Microbe-associated aluminum (Al) hydroxides occur naturally in aquatic and geologic environments and they might play a crucial role in the sequestration of trace metals because these composite solids comprise both reactive mineral and organic surface, but how they do it still remains unknown. Here we replicate Al hydroxide organo-mineral composite formation in soil and sediments by synthesising composites using Pseudomonas putida cells, during coprecipitation with Al hydroxide. Morphological and ATR-FTIR analysis show closely attached nano-sized Al hydroxides on the bacterial surface. For composites dominated by either bacteria or Al hydroxide, an enhanced metal adsorption is observed on the composites than on pure Al hydroxide at pH < 6. Cd uptake by the mainly Al mineral composite is approximately additive, i.e., the sum of the end-member metal adsorptivities, whereas that on the mainly bacteria composite is non-additive. This non-additive sorption is not only due to the blockage of surface reactive sorption sites, but more importantly the changes of surface charge when bacteria and Al mineral are interacted. EXAFS results show that Cd is predominately sorbed as a bidentate corner-sharing complex on the amorphous Al hydroxide surface and a carboxyl-binding on the bacterial surface. This study has important implications for understanding both Al and trace metal cycling in microbe-rich geologic environments.

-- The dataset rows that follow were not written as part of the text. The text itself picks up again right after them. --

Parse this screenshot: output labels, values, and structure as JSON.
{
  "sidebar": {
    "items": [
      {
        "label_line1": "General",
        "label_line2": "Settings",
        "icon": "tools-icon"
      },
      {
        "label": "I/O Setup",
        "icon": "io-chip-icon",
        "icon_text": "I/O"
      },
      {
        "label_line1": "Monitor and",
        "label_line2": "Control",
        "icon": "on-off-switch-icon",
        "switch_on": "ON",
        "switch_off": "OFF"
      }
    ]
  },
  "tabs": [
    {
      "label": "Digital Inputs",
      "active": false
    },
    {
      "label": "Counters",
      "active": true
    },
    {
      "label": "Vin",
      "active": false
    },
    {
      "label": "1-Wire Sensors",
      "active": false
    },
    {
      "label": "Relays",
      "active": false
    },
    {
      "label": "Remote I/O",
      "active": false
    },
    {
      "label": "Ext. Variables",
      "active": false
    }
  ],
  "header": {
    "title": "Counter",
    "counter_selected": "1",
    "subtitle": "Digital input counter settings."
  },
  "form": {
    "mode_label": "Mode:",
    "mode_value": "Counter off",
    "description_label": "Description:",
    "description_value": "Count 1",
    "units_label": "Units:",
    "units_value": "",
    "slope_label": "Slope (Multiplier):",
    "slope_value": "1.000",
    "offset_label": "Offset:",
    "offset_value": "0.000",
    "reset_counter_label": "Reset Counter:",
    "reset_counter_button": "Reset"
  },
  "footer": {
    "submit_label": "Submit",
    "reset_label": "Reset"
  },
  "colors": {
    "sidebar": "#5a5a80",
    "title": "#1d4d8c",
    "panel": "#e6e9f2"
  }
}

Pb sorption on montmorillonite-bacteria composites: A combination study by XAFS, ITC and SCM

Though abundant studies have targeted the characterization of heavy metal adsorption by either clay minerals or bacteria, to date, minimal literature exists which specifically assesses bacteria-clay mineral interactions in the context of metal immobilization. The adsorption of Pb onto montmorillonite, Pseudomonas putida, and their 1:1, 2:1, 6:1 and 12:1 mass ratio composites were investigated by using a combination of atomic force microscope (AFM), X-ray diffraction (XRD), surface complexation modeling (SCM), Pb-LIII edge extended X-ray absorption fine structure (EXAFS) spectroscopy and isothermal titration calorimetry (ITC). The SCM and EXAFS demonstrated that Pb ions coordinate with phosphoryl and carboxyl functional groups on bacteria at low and high concentrations, respectively. The ITC analysis found adverse enthalpy values for Pb adsorption to permanent (-2.91 kJ/mol) and variable charge sites (6.93 kJ/mol) on montmorillonite. The ternary bridging model, EXAFS and ITC provide molecular and thermodynamic evidences for the formation of enthalpy driven (-4.74 kJ/mol) ternary complex (>AlO-Pb-PO4) in the composites. The proportion for the bridging structures increased at pH > 5 and high bacterial mass ratios. The formation of ternary complex did not result in the enhanced adsorption of Pb on the composites, but promoted the allocation of Pb on the mineral fraction. The results obtained from SCM, EXAFS and ITC may provide an essential assumption for predicting the speciation and fate of Pb in soils and associated environments.